We presume that the development time for a drug can be reduced by 2-3 years as the industry adopts and becomes accustomed with the simulation approach. Hence, there is a strong economic motive for the industry in pursuing the use of simulation models. At the same time, the industry will be able to reduce its use of laboratory animals (and test persons) significantly. The main problem lies in the industry's lack of experience with this approach, and the associated lack of skilled modellers. In this connection it is important to emphasize that the process is only at its very beginning. The benefits to the industry will grow over time as the models become more and more detailed and realistic.

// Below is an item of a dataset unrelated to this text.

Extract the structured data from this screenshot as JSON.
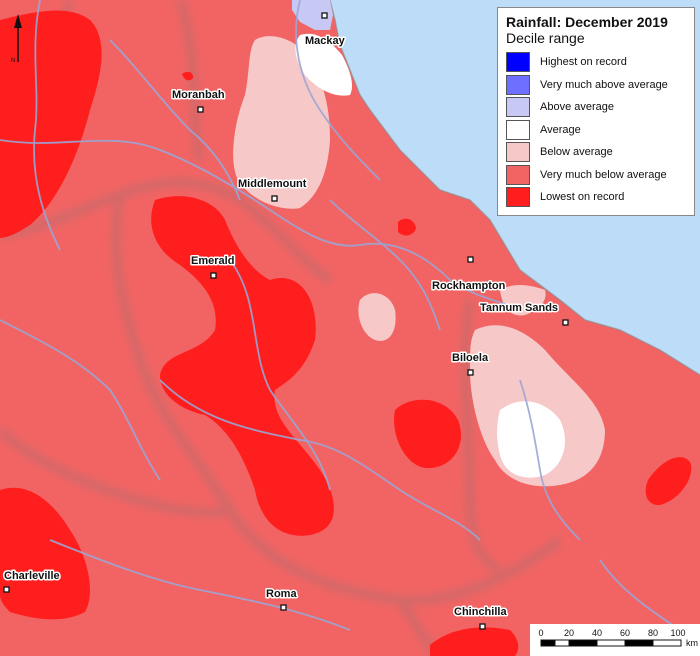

Part of the reduction in development time and cost may be turned into higher requirements to the test procedure and to the documentation of the test results. The reduced economic risks to the pharmaceutical industry may also allow it to engage into the development of drugs that would otherwise not be considered, e.g., individualised medicines and drugs for rare diseases. The continuous accumulation of coherent biological knowledge, that the simulation approach makes possible, exhibits no obvious saturation limits. This is by contrast to other approaches that have the character of technical fits. In the long run, a better and more systematic and quantitative understanding of the human biology is the most navigable route to new, safe and effective drugs.
At the present very few models exist that can describe a disease longitudinally, i.e. from its very start to the final cure (or the death of the patient). The advantage of simulation models is that they can represent available information about the relevant biological and pathological processes on any time scale. Hence, it is possible to describe how a disease develops over years in dependence of the performed treatment (the so-called disease life-cycle). This is of particular interest in connection with modern life-style diseases where active collaboration from the patient plays an important role. By means of a simulation model, health care providers can examine the long term consequences of possible adjustments in the treatment, and from simplified versions of the models the patients may learn to appreciate the significance of following a prescribed treatment and/or keeping a specific diet. Insights gained from such models can also be used to tailor health care policies, public campaigns, or educational programmes. An example could be the models developed some 15 years ago to design policies against the spread of AIDS.
By the time the Community support stops, the BioSim Network will have:
- Demonstrated to the European pharmaceutical industry that biosimulation is an important and effective approach in the drug development process
- Prepared the way for acceptance of simulation models as part of the documentation provided for the approval of a new drug
- Trained a group of highly motivated PhD's and postdocs with expertise in biosimulation and established a curriculum in biosimulation at several universities
- Developed into a major activity in EUFEPS with well-attended and lively annual conferences.
The success that the Network will have in achieving these goals depends on (i) the quality of the models developed by the Network, and the quality of its educational efforts, (ii) the success that the Network will have with respect to making computer simulations part of the normal operation of the industry, and (iii) the degree to which the regulatory agencies will accept simulation results as a complement to the normal trials. We are confident that the scientific qualifications of the participants suffice to guarantee fulfilment of the first condition, and that Community support to the Network will allow us to also fulfil the last two conditions.